Contract terms to negotiate

A short list that usually pays off:

  • Price protection. Cap on price increases at renewal.
  • Volume bands. Per-trace and per-evaluator pricing tiers with clear breakpoints, not opaque enterprise pricing.
  • Egress at cost. Cap on data export charges, or none at all.
  • Termination assistance. A written plan for data migration on contract end, with timeline.
  • Data deletion on termination. Explicit deletion timeline with proof.
  • Audit cooperation. Right to audit the platform's controls if the buyer is in a regulated industry.
  • Subprocessor change notice. Advance notice when judge models change provider.

These terms usually require a procurement conversation. The buyer's guide is what justifies asking for them.

Example

A team in regulated healthcare runs the buyer's evaluation against three platforms with similar feature lists.

Workload:

  • 4 million traces per month.
  • 10 percent evaluator sampling, 3 evaluators per sampled trace.
  • 25 engineer seats, 6 of them needing audit access.
  • 18-month retention requirement.
  • Regulatory requirement: regional data residency, lineage queries within one business day.

TCO estimates:

Cost axisPlatform APlatform BPlatform C
Per-trace ingestionHighMediumMedium
Per-evaluator runsMediumLow (open)High
Per-seatHighLowMedium
Storage and egressMediumLowHigh
Engineer time per quarterLowMediumLow
TCO over 24 monthsHighestLowestMiddle

Lock-in:

  • Platform A: proprietary SDK, no OTLP. Export charged per GB.
  • Platform B: OTLP native, evaluators in repo, no egress charges.
  • Platform C: proprietary SDK with OTLP shim. Evaluator UI, no code export.

Audit posture:

  • Platform A: data residency configurable, lineage requires manual SQL.
  • Platform B: data residency configurable, lineage native (one query).
  • Platform C: residency only in US, lineage not supported.
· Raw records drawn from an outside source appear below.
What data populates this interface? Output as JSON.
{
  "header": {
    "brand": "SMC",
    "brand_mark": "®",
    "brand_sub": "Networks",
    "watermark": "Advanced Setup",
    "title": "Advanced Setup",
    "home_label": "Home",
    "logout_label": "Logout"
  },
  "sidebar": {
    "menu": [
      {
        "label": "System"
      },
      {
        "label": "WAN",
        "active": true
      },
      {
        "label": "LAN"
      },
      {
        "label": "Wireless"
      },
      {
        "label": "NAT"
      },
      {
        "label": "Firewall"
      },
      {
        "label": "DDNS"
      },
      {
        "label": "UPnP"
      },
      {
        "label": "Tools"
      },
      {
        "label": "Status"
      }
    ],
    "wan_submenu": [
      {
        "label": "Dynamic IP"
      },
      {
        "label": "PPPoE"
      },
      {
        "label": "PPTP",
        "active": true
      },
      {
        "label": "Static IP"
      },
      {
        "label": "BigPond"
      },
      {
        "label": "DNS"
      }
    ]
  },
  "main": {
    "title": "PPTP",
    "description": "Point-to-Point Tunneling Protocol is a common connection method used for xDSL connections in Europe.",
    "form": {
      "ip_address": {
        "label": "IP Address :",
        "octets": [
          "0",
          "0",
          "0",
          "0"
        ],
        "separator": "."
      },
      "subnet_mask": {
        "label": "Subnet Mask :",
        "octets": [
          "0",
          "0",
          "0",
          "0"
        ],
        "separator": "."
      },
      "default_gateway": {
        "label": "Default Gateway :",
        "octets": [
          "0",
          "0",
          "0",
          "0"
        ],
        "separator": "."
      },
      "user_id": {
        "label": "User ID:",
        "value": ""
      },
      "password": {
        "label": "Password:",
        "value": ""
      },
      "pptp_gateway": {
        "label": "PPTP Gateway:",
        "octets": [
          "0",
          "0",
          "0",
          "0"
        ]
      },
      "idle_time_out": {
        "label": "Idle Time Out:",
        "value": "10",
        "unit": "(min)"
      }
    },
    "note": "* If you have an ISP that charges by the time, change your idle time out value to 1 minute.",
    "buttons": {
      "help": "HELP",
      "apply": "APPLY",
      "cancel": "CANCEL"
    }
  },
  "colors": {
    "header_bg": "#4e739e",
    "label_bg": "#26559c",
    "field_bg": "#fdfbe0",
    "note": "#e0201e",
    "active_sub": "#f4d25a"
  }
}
Recommendation: Platform B. Highest day-one integration cost, lowest TCO, lowest lock-in, strongest audit posture. The buyer's guide justifies absorbing the day-one cost in exchange for the multi-year contract shape.

A consumer-product team running the same evaluation with different weights (low audit need, single team, small traffic) reaches a different recommendation, and the artifact documents why.

Comparison

A category-level view of how three archetypes score against buyer criteria:

CriterionHosted, proxy-based, full-featureOpenTelemetry-native, eval-firstOpen-source, self-hosted
TCOHigh at scale (per-trace).Medium, predictable.Low licence, high engineering.
Lock-inHigh (proprietary SDK, store).Low (OTLP, code-first evals).Lowest (self-hosted).
Day-one integrationFastest.Moderate.Slowest.
Day-N integrationExpensive.Cheap.Cheapest after ramp.
Audit postureVaries; usually negotiable.Often strongest.Strong, owned by team.
Operational fitStrong (vendor SLA).Strong (vendor SLA).Owned by team.
Best whenFast time to value matters most.Long-lived agent, audit weight.Highest control needs.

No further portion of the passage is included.